I want to iterate over vec to find the best element. In c++ I will save reference to first element and will compare with the next element and if the next is better I will point the refference to next element and so on. How do I do this in rust
Here is link to rust playground with example. I want to remove the line with "// !!! I want to remove that line"
The problem is that when I unpack optional to read the data, the values are consumed and I need to reinitiliaze it again
And here is my original code :
fn find_intersection<'a>(&self, ray : &Ray, scene : &'a Scene) -> Option<(&'a Box<dyn SceneElement>, IntersectionInfo)> {
let mut result : Option<(&Box<dyn SceneElement>, IntersectionInfo)> = None;
for element in &scene.elements {
if let Some(info) = element.geometry().intersect(&ray) {
let found_new = if let Some((node, old_info)) = result {
let t = info.distance < old_info.distance;
result = Some((node, old_info));
t
} else {true};
if found_new {
result = Some((element, info));
}
}
}
result
}
Thanks a lot for your answer. I'm still not convinced that iterators and combinators lead to better or at least same performance compared to carefully designed for cycle. So far it's look like wishful thinking. So far I don't have big enough application to test it. Do you have such experience ? What is your opinion on that topic ?

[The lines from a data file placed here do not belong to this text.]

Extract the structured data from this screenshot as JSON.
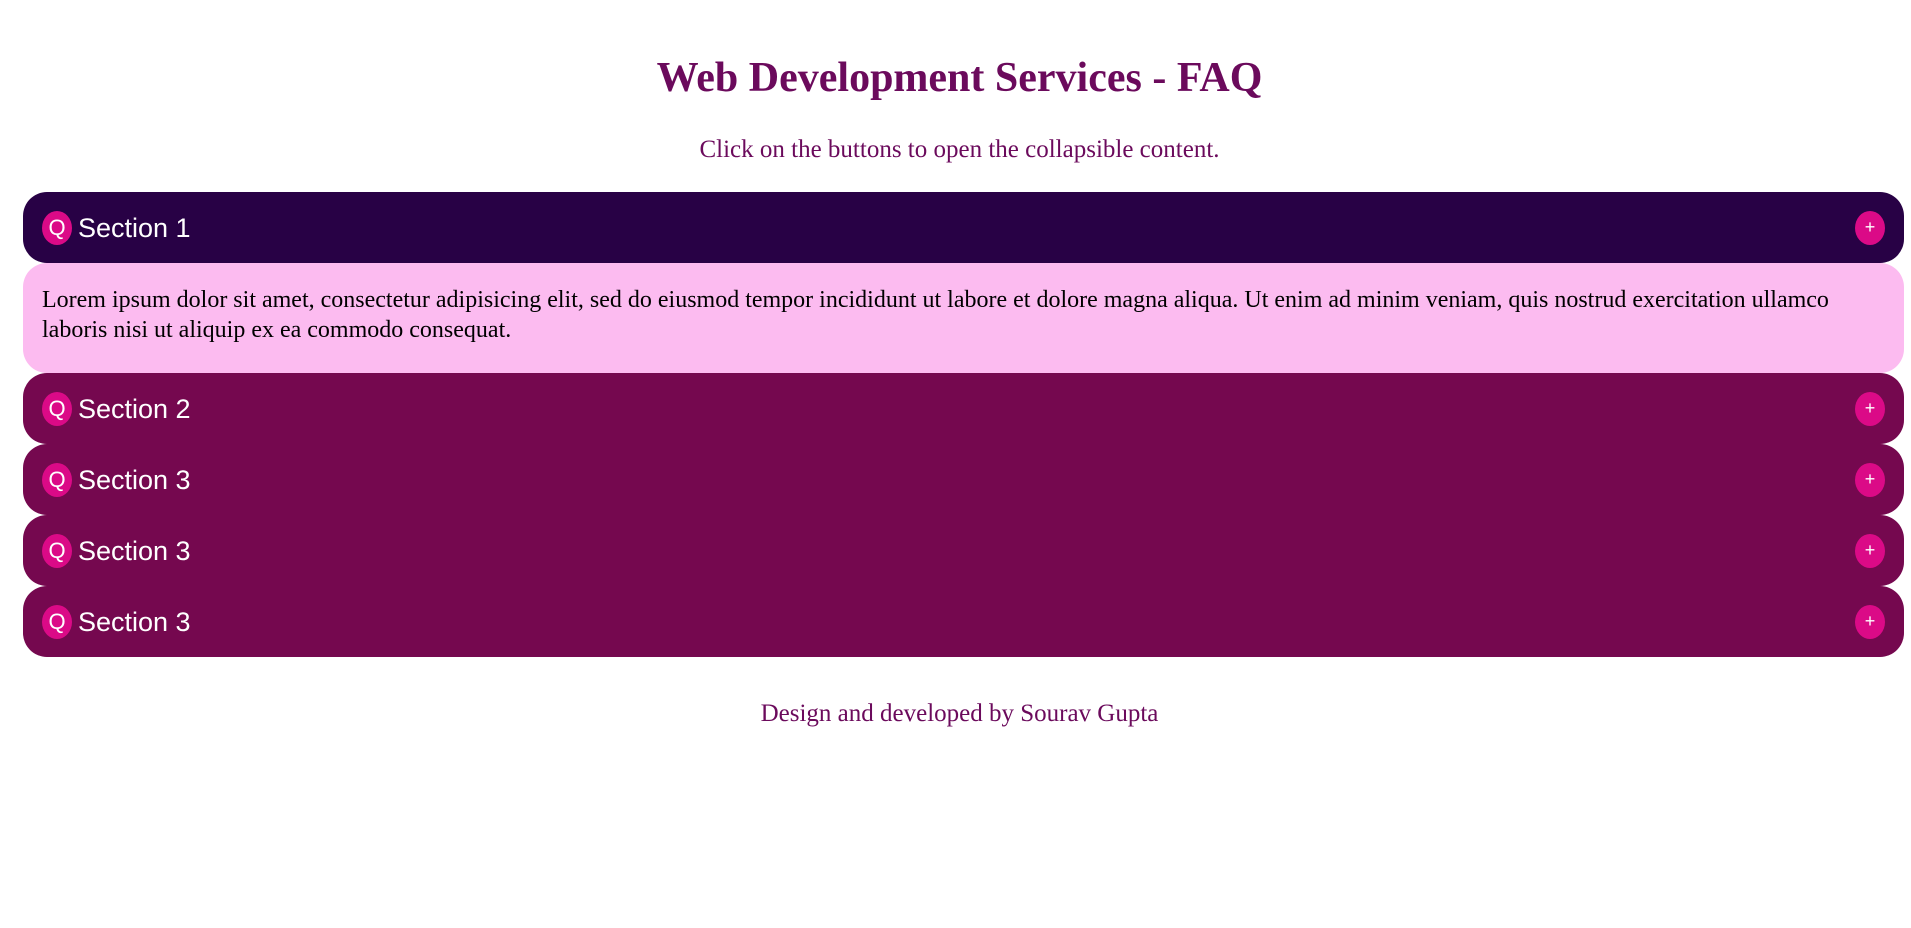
{
  "header": {
    "title": "Web Development Services - FAQ",
    "subtitle": "Click on the buttons to open the collapsible content."
  },
  "faq": {
    "q_icon_text": "Q",
    "toggle_icon_text": "+",
    "items": [
      {
        "label": "Section 1",
        "expanded": true,
        "content": "Lorem ipsum dolor sit amet, consectetur adipisicing elit, sed do eiusmod tempor incididunt ut labore et dolore magna aliqua. Ut enim ad minim veniam, quis nostrud exercitation ullamco laboris nisi ut aliquip ex ea commodo consequat."
      },
      {
        "label": "Section 2",
        "expanded": false
      },
      {
        "label": "Section 3",
        "expanded": false
      },
      {
        "label": "Section 3",
        "expanded": false
      },
      {
        "label": "Section 3",
        "expanded": false
      }
    ]
  },
  "footer": {
    "text": "Design and developed by Sourav Gupta"
  },
  "colors": {
    "title": "#6b0a5c",
    "button": "#75084f",
    "button_active": "#280145",
    "badge": "#db0a87",
    "content_background": "#fcbbf0"
  }
}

Despite being less direct / more abstract, the std iterators are pretty optimizied, and there are also combinators like chunks_exact that are aimed at auto-vectorization depending on your circumstance. So iterators can actually improve performance. That said, it's no guarantee; hand-tuned code or just incidentally non-iterator-using code can still be faster.
Therefore, my opinions are
either way might be faster, so
write it whichever way is most comfortable to you, then
only optimize when you know it's a relevant bottleneck, and also
don't assume it is a bottleneck or assume which approach is faster; measure instead.

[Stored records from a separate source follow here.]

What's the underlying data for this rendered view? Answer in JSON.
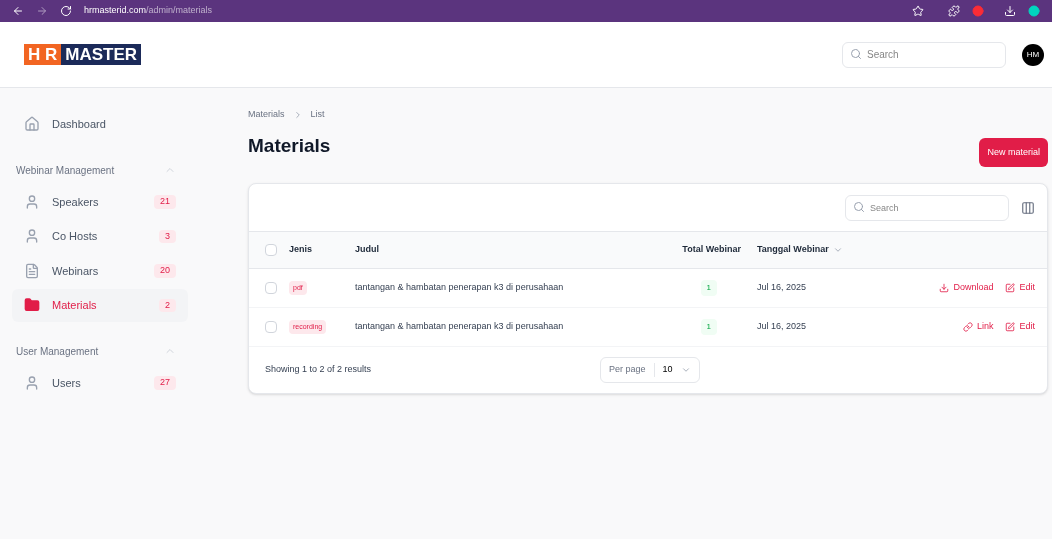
{
  "browser": {
    "url_host": "hrmasterid.com",
    "url_path": "/admin/materials"
  },
  "header": {
    "logo": {
      "left": "H R",
      "right": "MASTER"
    },
    "search": {
      "placeholder": "Search"
    },
    "avatar": "HM"
  },
  "sidebar": {
    "items": [
      {
        "label": "Dashboard",
        "selected": false
      }
    ],
    "groups": [
      {
        "label": "Webinar Management",
        "expanded": true,
        "items": [
          {
            "kind": "person",
            "label": "Speakers",
            "count": "21",
            "selected": false
          },
          {
            "kind": "person",
            "label": "Co Hosts",
            "count": "3",
            "selected": false
          },
          {
            "kind": "document",
            "label": "Webinars",
            "count": "20",
            "selected": false
          },
          {
            "kind": "folder",
            "label": "Materials",
            "count": "2",
            "selected": true
          }
        ]
      },
      {
        "label": "User Management",
        "expanded": true,
        "items": [
          {
            "kind": "person",
            "label": "Users",
            "count": "27",
            "selected": false
          }
        ]
      }
    ]
  },
  "breadcrumbs": [
    "Materials",
    "List"
  ],
  "title": "Materials",
  "new_button": "New material",
  "table": {
    "search": {
      "placeholder": "Search"
    },
    "all_checked": false,
    "columns": [
      {
        "label": "Jenis",
        "sortable": false
      },
      {
        "label": "Judul",
        "sortable": false
      },
      {
        "label": "Total Webinar",
        "sortable": false
      },
      {
        "label": "Tanggal Webinar",
        "sortable": true
      }
    ],
    "rows": [
      {
        "checked": false,
        "jenis": "pdf",
        "judul": "tantangan & hambatan penerapan k3 di perusahaan",
        "total": "1",
        "tanggal": "Jul 16, 2025",
        "actions": [
          {
            "kind": "download",
            "label": "Download"
          },
          {
            "kind": "edit",
            "label": "Edit"
          }
        ]
      },
      {
        "checked": false,
        "jenis": "recording",
        "judul": "tantangan & hambatan penerapan k3 di perusahaan",
        "total": "1",
        "tanggal": "Jul 16, 2025",
        "actions": [
          {
            "kind": "link",
            "label": "Link"
          },
          {
            "kind": "edit",
            "label": "Edit"
          }
        ]
      }
    ],
    "footer": {
      "summary": "Showing 1 to 2 of 2 results",
      "per_page_label": "Per page",
      "per_page": "10"
    }
  }
}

What leads you to believe this? Do you have data to back it up? If not, then you should just write the code the more idiomatic, clearer way, and not worry about such (usually trivial) performance differences.

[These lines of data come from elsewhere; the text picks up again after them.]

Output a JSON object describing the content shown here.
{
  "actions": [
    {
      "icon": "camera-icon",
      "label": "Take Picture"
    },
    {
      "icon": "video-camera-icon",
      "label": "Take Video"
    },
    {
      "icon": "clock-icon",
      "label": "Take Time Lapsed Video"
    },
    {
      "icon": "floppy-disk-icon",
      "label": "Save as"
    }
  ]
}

Several people have explained to you in this thread how iterators work. If you don't believe them, feel free to, but that is not going to be the fault of the language.
It happens due to inlining. All of the iterator functions involved take functions as generic arguments, and every single closure generates a new unique type. Because of how generics works, this means that the actual iterator functions you are calling are only ever called from your find_intersection method. This makes it pretty much guaranteed that the compiler will inline them.
Once they're inlined into the function, it isn't very difficult for the compiler to optimize it into something like a handwritten loop.